In June 2022, the Pope had described surrogacy as “inhuman.”

However, the gynaecologists, who spoke to PUNCH Healthwise at the time, stated that surrogacy, including all other forms of ART, offered hope to couples facing difficulties, delay and inability to have children.

They insisted that the practice was ethical and condemned the infiltration of quack doctors and the unethical practices of some medical biologists.

Although the World Health Organisation stated that Nigeria had a fertility rate of about 5.4 births per woman in 2018, indicating a high fertility rate, newer studies and reports have shown an increase in infertility rates.

For instance, the World Health Organisation in 2023 stated that about 17.5 per cent of the adult population, representing one in six people, worldwide experience infertility.

The CDC also warned that globally, infertility rate is on the rise and defined the condition as the inability to conceive after one year of unprotected sex.

Additionally, the Nigeria Demographic and Health Survey conducted in 2018 showed that about 25 per cent of married women in Nigeria are experiencing primary infertility, while 16 per cent are experiencing secondary infertility.

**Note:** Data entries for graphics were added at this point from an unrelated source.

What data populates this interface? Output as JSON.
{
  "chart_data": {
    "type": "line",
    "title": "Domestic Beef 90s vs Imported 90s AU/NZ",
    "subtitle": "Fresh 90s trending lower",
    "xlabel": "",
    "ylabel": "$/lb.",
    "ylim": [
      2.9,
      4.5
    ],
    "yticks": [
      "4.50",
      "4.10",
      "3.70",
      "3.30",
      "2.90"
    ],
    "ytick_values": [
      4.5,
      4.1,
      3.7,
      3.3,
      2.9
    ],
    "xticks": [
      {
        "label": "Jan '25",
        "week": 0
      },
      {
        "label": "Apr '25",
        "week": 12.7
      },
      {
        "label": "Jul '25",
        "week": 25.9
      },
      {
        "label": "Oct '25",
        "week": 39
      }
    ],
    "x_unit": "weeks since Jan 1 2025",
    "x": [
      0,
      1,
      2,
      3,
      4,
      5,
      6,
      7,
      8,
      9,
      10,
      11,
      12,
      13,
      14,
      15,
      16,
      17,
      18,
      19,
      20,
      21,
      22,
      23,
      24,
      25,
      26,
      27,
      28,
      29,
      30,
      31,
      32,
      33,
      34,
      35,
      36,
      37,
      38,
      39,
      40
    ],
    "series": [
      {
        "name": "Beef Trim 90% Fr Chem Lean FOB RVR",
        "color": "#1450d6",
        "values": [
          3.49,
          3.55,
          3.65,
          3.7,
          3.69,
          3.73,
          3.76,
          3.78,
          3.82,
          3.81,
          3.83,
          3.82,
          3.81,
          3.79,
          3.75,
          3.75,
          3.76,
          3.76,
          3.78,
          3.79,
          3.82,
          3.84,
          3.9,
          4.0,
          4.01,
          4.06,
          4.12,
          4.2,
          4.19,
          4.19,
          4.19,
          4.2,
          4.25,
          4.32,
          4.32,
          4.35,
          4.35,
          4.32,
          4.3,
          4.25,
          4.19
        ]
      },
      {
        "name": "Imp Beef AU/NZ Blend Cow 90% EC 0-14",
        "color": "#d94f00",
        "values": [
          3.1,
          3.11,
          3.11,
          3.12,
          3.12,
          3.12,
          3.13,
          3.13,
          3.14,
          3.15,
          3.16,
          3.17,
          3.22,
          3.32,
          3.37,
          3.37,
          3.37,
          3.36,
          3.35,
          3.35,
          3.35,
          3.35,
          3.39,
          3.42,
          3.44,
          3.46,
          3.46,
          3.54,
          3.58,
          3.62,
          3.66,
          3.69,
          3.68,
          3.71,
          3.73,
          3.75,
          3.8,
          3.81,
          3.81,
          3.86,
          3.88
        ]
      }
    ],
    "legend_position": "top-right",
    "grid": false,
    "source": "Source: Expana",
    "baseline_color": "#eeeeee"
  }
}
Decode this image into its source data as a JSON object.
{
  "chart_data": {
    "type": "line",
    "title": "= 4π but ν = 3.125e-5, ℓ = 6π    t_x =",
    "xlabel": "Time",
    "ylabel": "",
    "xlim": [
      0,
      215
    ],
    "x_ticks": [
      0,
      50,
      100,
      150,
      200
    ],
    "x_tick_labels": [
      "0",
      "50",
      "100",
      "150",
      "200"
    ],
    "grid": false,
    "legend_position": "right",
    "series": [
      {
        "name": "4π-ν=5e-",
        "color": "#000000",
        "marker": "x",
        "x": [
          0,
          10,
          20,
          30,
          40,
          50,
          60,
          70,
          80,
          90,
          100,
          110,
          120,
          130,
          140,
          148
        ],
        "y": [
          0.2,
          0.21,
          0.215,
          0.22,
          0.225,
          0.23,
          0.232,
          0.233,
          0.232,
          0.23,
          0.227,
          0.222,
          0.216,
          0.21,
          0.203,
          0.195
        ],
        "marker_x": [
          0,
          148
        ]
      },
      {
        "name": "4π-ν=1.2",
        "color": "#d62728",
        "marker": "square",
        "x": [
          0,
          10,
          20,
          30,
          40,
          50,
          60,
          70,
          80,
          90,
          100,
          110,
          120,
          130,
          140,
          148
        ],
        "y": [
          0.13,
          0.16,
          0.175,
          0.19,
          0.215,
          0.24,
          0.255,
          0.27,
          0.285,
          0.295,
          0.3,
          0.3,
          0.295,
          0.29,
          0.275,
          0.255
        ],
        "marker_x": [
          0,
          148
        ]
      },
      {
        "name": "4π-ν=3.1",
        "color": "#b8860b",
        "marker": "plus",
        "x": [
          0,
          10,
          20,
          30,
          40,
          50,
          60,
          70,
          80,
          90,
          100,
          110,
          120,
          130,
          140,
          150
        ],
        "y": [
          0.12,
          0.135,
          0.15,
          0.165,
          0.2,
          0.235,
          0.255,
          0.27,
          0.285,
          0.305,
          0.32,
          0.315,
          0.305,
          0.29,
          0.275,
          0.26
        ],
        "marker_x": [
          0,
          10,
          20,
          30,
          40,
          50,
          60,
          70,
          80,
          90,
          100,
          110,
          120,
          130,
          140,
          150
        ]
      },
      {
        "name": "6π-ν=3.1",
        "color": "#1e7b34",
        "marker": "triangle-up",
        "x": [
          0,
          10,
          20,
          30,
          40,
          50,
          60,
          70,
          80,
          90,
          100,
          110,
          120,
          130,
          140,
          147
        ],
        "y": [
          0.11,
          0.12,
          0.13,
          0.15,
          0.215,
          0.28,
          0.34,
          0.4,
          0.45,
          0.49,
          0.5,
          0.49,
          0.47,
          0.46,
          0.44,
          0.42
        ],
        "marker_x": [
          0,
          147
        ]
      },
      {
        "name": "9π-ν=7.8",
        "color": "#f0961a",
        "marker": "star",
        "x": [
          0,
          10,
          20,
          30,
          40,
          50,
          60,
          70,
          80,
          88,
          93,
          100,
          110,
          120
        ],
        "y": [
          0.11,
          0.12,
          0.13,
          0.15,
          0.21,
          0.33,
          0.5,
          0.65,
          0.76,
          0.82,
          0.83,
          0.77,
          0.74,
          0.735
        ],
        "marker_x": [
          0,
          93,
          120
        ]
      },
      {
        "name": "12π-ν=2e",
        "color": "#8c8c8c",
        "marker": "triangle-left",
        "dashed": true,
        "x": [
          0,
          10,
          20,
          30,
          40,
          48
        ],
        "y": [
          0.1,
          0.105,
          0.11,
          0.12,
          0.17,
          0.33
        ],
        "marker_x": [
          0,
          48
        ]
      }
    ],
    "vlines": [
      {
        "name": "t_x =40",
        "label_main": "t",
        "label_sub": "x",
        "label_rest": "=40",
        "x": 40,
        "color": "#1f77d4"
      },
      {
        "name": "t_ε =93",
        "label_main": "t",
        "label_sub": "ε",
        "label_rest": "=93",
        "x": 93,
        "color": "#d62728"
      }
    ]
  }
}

PUNCH Healthwise has also reported how several fertility clinics have been springing up across major cities with bogus claims of getting pregnant within a few minutes.

This became a cause of concern to the Society of Gynaecology and Obstetrics of Nigeria and the Association for Fertility and Reproductive Health.

They called for a national regulation of the practice and a revision of the earlier proposed bill to regulate ART.

A study titled, “Surrogacy Agreements and the Rights of Children in Nigeria and South Africa” by Olusegun Oluwaseyi and Olatawura Oladimeji, noted that Nigeria lacked a comprehensive framework regulating surrogacy agreements.

It noted that consequently, the lack of legal framework in Nigeria implies that the rights of children born through surrogacy agreements may be violated.

The study recommended a passage of the bills to regulate surrogacy and protect the well-being of children.

Addressing the matter, a Professor of Human Rights Law at the University of Calabar, Cross River, Jacob Dada, countered the notion that surrogacy infringes upon the rights of the child.

The don emphasised that surrogacy encompasses various forms, including traditional surrogacy, which remains prevalent in Nigeria.

He said, “Section 301 CRA prohibits commercial surrogacy but not otherwise and it’s not correct to say surrogacy constitutes a violation of the right of the child.

“I am not aware of any national law which criminalises surrogacy simplicita other than commercial surrogacy.”

The Second Vice President of SOGON, Prof Chris Aimakhu, on his part stated “never heard of that” when asked whether surrogacy is against National law as stated by Ekwonusi.

Similarly, another gynaecologist, Prof Aniekan Abasiattai, reaffirmed Aimakhu’s position, stating, “No, not to my knowledge.”